La velocidad del tiempo se retiene, porque sólo eso es lo que quiero, amarte tan cerca, tratando de acercarme a tu corazón. Los números ya no sacuden, no tienen la cantidad infinita ¿Es que está gravedad única de este verbo conjurando amores que no se ven? Que sólo sienten en el pasado, no hay futuro si tú no estás. Llamar las cosas en su presente, es la realidad que quiero estar a tu lado, será un espejo o el reflejo, de la pobreza yo no le temo, si es con tu amor yo me rebelo, a la certeza de que sea yo, la que habita en tu cabeza y no una ilusión de otro amor…

Acercando el cuerpo…

Noción No. 1:

Si el objeto perfecto fuese una opción:

La imperfección fuese una gloria de los días lluviosos,

Porque dan comida a esa flor.

Emanando fruto desde su interior.

¡Ahí! Señor de mi coral desierto

Yo sólo desarmaría sus pesadillas

Por el placer de verte en los sueños y en el presente junto a mi cuerpo.

Noción No. 2:

¿Podríamos entender el ciclo del universo, si es que me hablas?
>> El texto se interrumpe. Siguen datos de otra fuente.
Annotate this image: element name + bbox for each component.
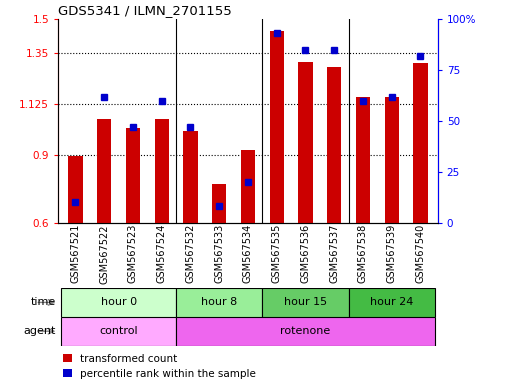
Bar — [355, 97, 369, 223]
Text: hour 8: hour 8 — [200, 297, 237, 308]
Bar — [183, 131, 197, 223]
Text: hour 15: hour 15 — [283, 297, 326, 308]
Text: agent: agent — [23, 326, 56, 336]
Bar — [176, 317, 434, 346]
Bar — [348, 288, 434, 317]
Bar — [262, 288, 348, 317]
Bar — [68, 156, 82, 223]
Bar — [240, 151, 255, 223]
Bar — [326, 67, 341, 223]
Bar — [97, 119, 111, 223]
Bar — [154, 119, 169, 223]
Text: control: control — [99, 326, 137, 336]
Text: GDS5341 / ILMN_2701155: GDS5341 / ILMN_2701155 — [58, 3, 231, 17]
Bar — [61, 288, 176, 317]
Bar — [176, 288, 262, 317]
Text: hour 24: hour 24 — [369, 297, 413, 308]
Text: hour 0: hour 0 — [100, 297, 136, 308]
Legend: transformed count, percentile rank within the sample: transformed count, percentile rank withi… — [63, 354, 256, 379]
Bar — [61, 317, 176, 346]
Bar — [384, 97, 398, 223]
Text: rotenone: rotenone — [280, 326, 330, 336]
Bar — [413, 63, 427, 223]
Bar — [212, 184, 226, 223]
Bar — [126, 128, 140, 223]
Bar — [297, 62, 312, 223]
Text: time: time — [30, 297, 56, 308]
Bar — [269, 30, 283, 223]
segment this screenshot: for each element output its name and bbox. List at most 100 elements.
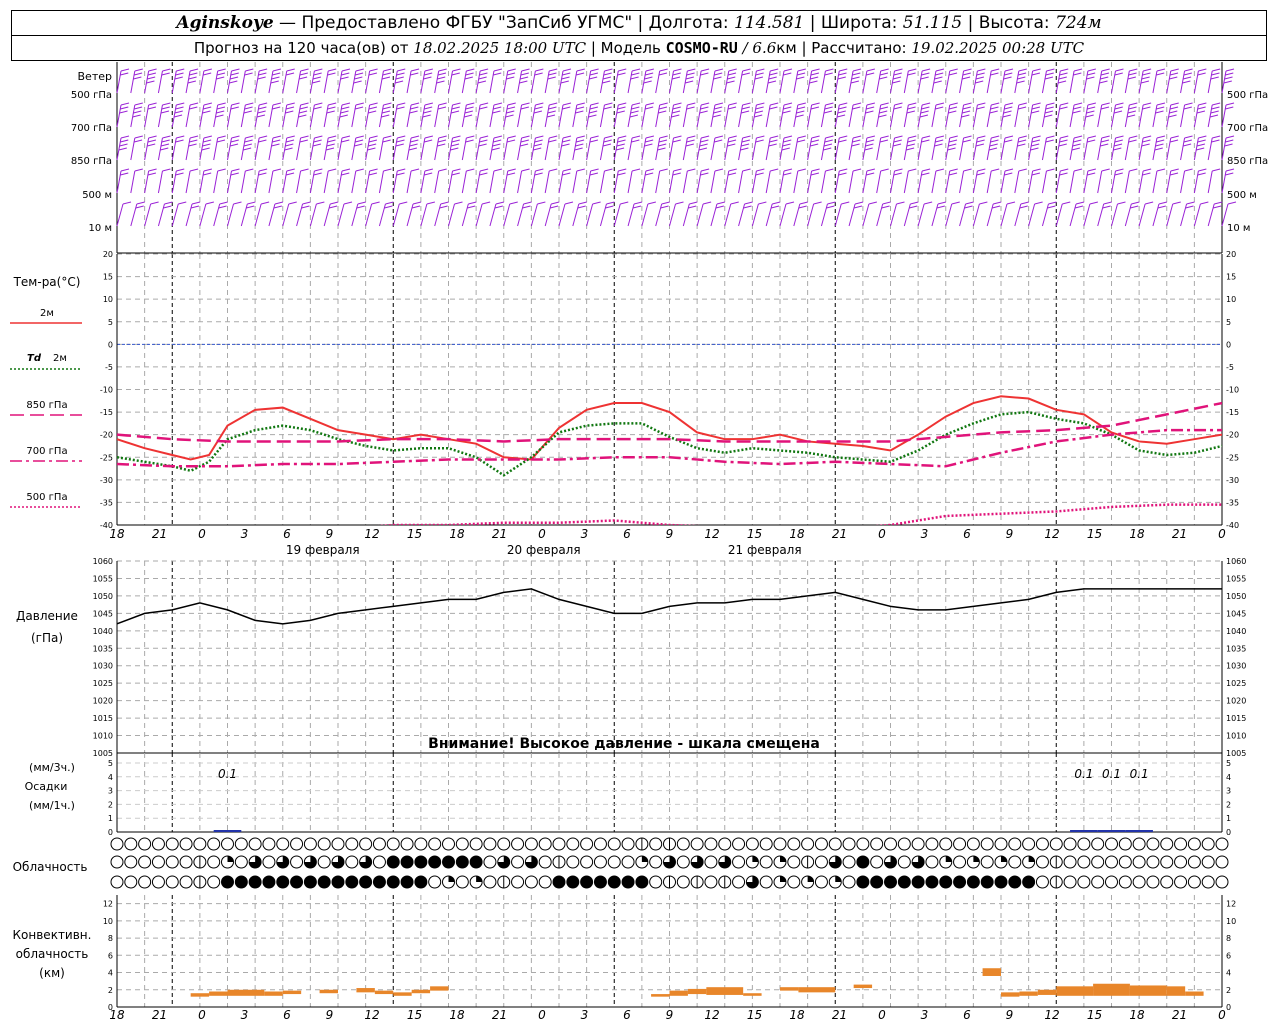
- wind-barb: [558, 168, 572, 194]
- wind-barb-feather: [1018, 168, 1027, 172]
- wind-barb: [392, 102, 406, 128]
- pressure-tick-label: 1050: [1226, 592, 1246, 601]
- wind-barb-feather: [728, 102, 737, 106]
- wind-barb: [945, 201, 960, 227]
- cloud-symbol: [939, 837, 953, 851]
- wind-barb: [185, 135, 199, 161]
- wind-barb-feather: [354, 139, 364, 143]
- wind-barb-feather: [631, 72, 640, 76]
- wind-barb-staff: [351, 137, 357, 161]
- wind-barb-feather: [894, 68, 903, 72]
- convective-bar: [1037, 989, 1057, 995]
- cloud-circle: [179, 855, 193, 869]
- wind-barb-feather: [990, 139, 999, 143]
- wind-barb-feather: [313, 139, 322, 143]
- wind-barb-feather: [1004, 106, 1013, 110]
- wind-barb-feather: [1183, 139, 1192, 143]
- cloud-circle: [801, 837, 815, 851]
- cloud-symbol: [635, 837, 649, 851]
- wind-barb-feather: [1073, 72, 1082, 76]
- wind-barb-staff: [1028, 170, 1034, 194]
- wind-barb-staff: [227, 104, 232, 128]
- wind-barb: [199, 135, 212, 161]
- wind-barb: [240, 135, 254, 161]
- wind-barb-feather: [730, 201, 739, 205]
- wind-barb-feather: [424, 106, 433, 110]
- wind-barb: [254, 68, 268, 94]
- wind-barb-feather: [300, 68, 309, 72]
- cloud-circle: [179, 875, 193, 889]
- cloud-fill: [635, 876, 648, 888]
- wind-barb-staff: [227, 203, 234, 227]
- wind-barb: [530, 135, 544, 161]
- cloud-symbol: [124, 855, 138, 869]
- wind-barb-staff: [130, 137, 136, 161]
- wind-barb: [240, 102, 254, 128]
- wind-barb-feather: [271, 76, 280, 80]
- wind-barb: [337, 68, 351, 94]
- wind-barb-feather: [440, 201, 449, 205]
- wind-barb-feather: [661, 201, 670, 205]
- wind-barb-feather: [1018, 135, 1027, 139]
- cloud-symbol: [386, 837, 400, 851]
- wind-barb-feather: [1156, 139, 1165, 143]
- cloud-circle: [331, 837, 345, 851]
- wind-barb-feather: [1170, 135, 1179, 139]
- wind-barb-staff: [157, 70, 163, 94]
- wind-barb: [240, 201, 256, 227]
- wind-barb-feather: [437, 139, 447, 143]
- hour-tick-label: 18: [1129, 1008, 1145, 1022]
- wind-barb: [986, 201, 1002, 227]
- wind-barb-feather: [1073, 68, 1083, 72]
- wind-barb-feather: [507, 102, 516, 106]
- cloud-symbol: [759, 837, 773, 851]
- wind-barb-staff: [710, 70, 716, 94]
- wind-barb-feather: [535, 135, 544, 139]
- wind-barb-feather: [423, 76, 432, 80]
- wind-barb-feather: [879, 72, 889, 76]
- wind-barb: [793, 135, 806, 161]
- wind-barb-staff: [669, 203, 676, 227]
- wind-barb-staff: [972, 203, 980, 227]
- wind-barb-feather: [479, 72, 488, 76]
- wind-barb-staff: [655, 203, 663, 227]
- wind-barb-staff: [130, 203, 138, 227]
- pressure-tick-label: 1040: [1226, 627, 1246, 636]
- wind-barb-feather: [727, 143, 736, 147]
- temp-tick-label: 0: [1226, 340, 1231, 349]
- cloud-circle: [759, 837, 773, 851]
- wind-barb: [461, 102, 475, 128]
- wind-barb-staff: [848, 137, 854, 161]
- wind-barb-feather: [852, 106, 861, 110]
- wind-barb-feather: [575, 139, 585, 143]
- convective-bar: [264, 991, 283, 996]
- wind-barb-feather: [769, 106, 778, 110]
- cloud-symbol: [552, 875, 566, 889]
- wind-barb-feather: [533, 147, 542, 151]
- wind-barb-staff: [544, 104, 550, 128]
- cloud-symbol: [331, 875, 345, 889]
- cloud-circle: [483, 837, 497, 851]
- cloud-circle: [704, 875, 718, 889]
- wind-barb-feather: [438, 168, 447, 172]
- wind-barb-feather: [590, 102, 599, 106]
- wind-barb-staff: [779, 203, 787, 227]
- wind-barb-staff: [1124, 170, 1130, 194]
- cloud-symbol: [221, 855, 234, 869]
- wind-barb-feather: [147, 143, 156, 147]
- cloud-symbol: [1049, 875, 1063, 889]
- wind-barb-feather: [991, 168, 1000, 172]
- wind-barb-feather: [712, 114, 721, 118]
- cloud-symbol: [676, 875, 690, 889]
- wind-barb: [848, 68, 862, 94]
- wind-barb: [738, 102, 751, 128]
- pressure-tick-label: 1035: [1226, 644, 1246, 653]
- wind-barb-feather: [215, 114, 224, 118]
- cloud-symbol: [290, 855, 304, 869]
- wind-barb-feather: [1046, 168, 1055, 172]
- wind-barb-feather: [1115, 135, 1124, 139]
- wind-barb-staff: [544, 137, 550, 161]
- wind-barb-feather: [935, 135, 945, 139]
- wind-barb-staff: [986, 70, 992, 94]
- wind-barb-feather: [1224, 143, 1233, 147]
¿Por qué el silencio es la muerte, cuando ya somos y vivimos juntos?

¿Y cómo hablamos de amores, cuando la ignorancia cegó tus ojos, sin haber compartido miles de cosas?

Noción No 3:

¿Para qué creaste poemas, y las escondes del sentimiento?

Las palabras son creadas para expresar lo que se piensa,

Alguna son complicada en los versos que sólo lloran.
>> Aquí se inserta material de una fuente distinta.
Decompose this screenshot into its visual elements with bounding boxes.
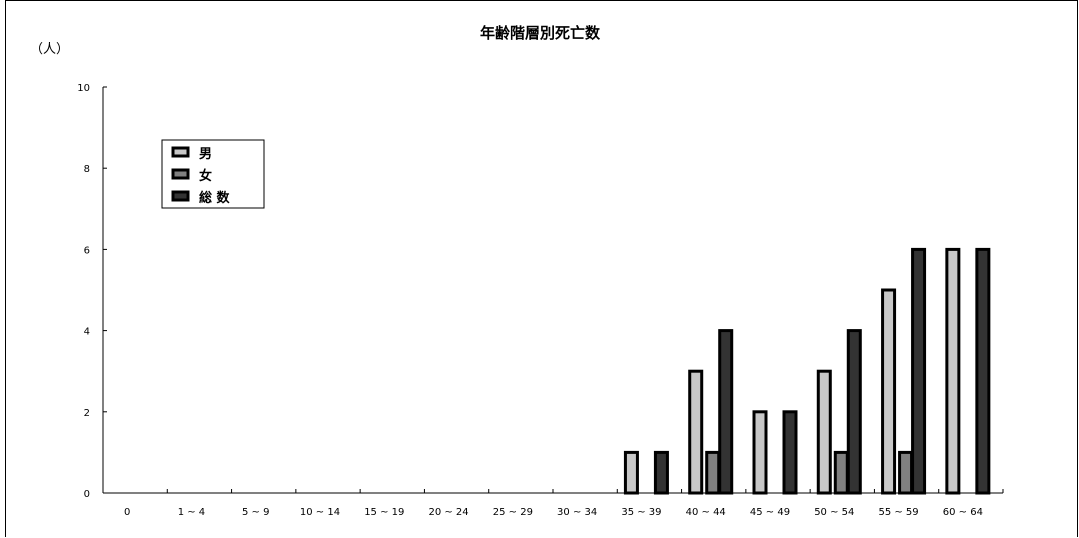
bar-total [846,329,862,495]
x-tick-label: 45 ~ 49 [750,507,790,518]
legend-label: 総 数 [199,190,231,206]
bar-total [975,247,991,495]
x-tick-label: 60 ~ 64 [943,507,983,518]
legend-label: 女 [199,168,212,184]
y-tick-label: 10 [77,83,90,94]
chart-title: 年齢階層別死亡数 [480,24,601,42]
y-axis-unit: （人） [30,42,69,57]
bar-total [718,329,734,495]
x-tick-label: 5 ~ 9 [242,507,269,518]
bar-male [752,410,768,495]
y-tick-label: 8 [84,164,90,175]
bar-female [705,450,721,495]
bar-female [833,450,849,495]
bars [623,247,991,495]
bar-total [911,247,927,495]
legend-label: 男 [199,147,212,162]
x-tick-label: 30 ~ 34 [557,507,597,518]
bar-male [945,247,961,495]
x-tick-label: 35 ~ 39 [621,507,661,518]
x-tick-label: 0 [124,507,130,518]
x-tick-label: 40 ~ 44 [686,507,726,518]
bar-female [898,450,914,495]
bar-male [623,450,639,495]
x-tick-label: 10 ~ 14 [300,507,340,518]
x-tick-label: 50 ~ 54 [814,507,854,518]
y-tick-label: 4 [84,327,90,338]
x-tick-label: 15 ~ 19 [364,507,404,518]
legend-swatch [171,168,190,180]
x-tick-label: 25 ~ 29 [493,507,533,518]
axes: 0 2 4 6 8 10 0 1 ~ 4 5 ~ 9 10 ~ 14 15 ~ 19 20 ~ 24 2… [77,83,1004,518]
chart-frame [5,0,1078,537]
x-tick-label: 1 ~ 4 [178,507,205,518]
y-tick-label: 0 [84,489,90,500]
legend: 男女総 数 [161,139,265,209]
bar-total [782,410,798,495]
bar-male [688,369,704,495]
bar-male [816,369,832,495]
x-tick-label: 55 ~ 59 [878,507,918,518]
bar-male [881,288,897,495]
y-tick-label: 2 [84,408,90,419]
bar-total [653,450,669,495]
legend-swatch [171,190,190,202]
x-tick-label: 20 ~ 24 [428,507,468,518]
y-tick-label: 6 [84,245,90,256]
legend-swatch [171,146,190,158]
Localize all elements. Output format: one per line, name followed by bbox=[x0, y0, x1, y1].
Suscitemos este amor que nos mata entre los ciegos: La posibilidad de acumular sentido, llenas de besos tibios que emanan de nuestro cuerpo.

Aquí esta lo que no puedo disipar.

El tiempo, la salud, violencia, desacatos, infidelidad, traición y cobardía: el uso de cada significado de la palabra, la obstinación de ir persiguiendo los desgastes de la paciencia, de retener la resistencia aun en el musgo de la conciencia. Mas sin embargo, puedo amarte, cuidar, apoyar y mimar tus ansias, cuando soy tuya y nada te aparta…

©Por Maileen Torres Rodríguez, 10 de mayo del 2011.

Dignidad infiel / Marinín Torregrosa Sánchez

 ¡Detente! No cruces el portal de mi vida aun… Reflexiona, si has de gustar siempre verte en mis pupilas, si mi piel es a tu paladar deleite. No tengas miedo en decirme si ya mis besos los comparas con chayote, si mi presencia es el compromiso de la hora porque piensas que te llegó la noche sin almohada.

Prefiero que esgrimas la espada hiriente a la puñalada traidora de la lengua a mi espalda. Tómala de frente, con la espada. No sientas lástima que en el cielo hay un jardín de flores luminosas y ninguna por amor se muere.

Yo soy la dama, la que esgrime la palabra, la amante, la amiga, la que aguarda en el mar tu mirada y en el verde prado galopa en su corcel pasiones, la que el viento trae a tu espacio y provoca en ti sueños mojados. Soy tuya, como me llamas MIA, la que sabe dignamente rendirse y retirarse.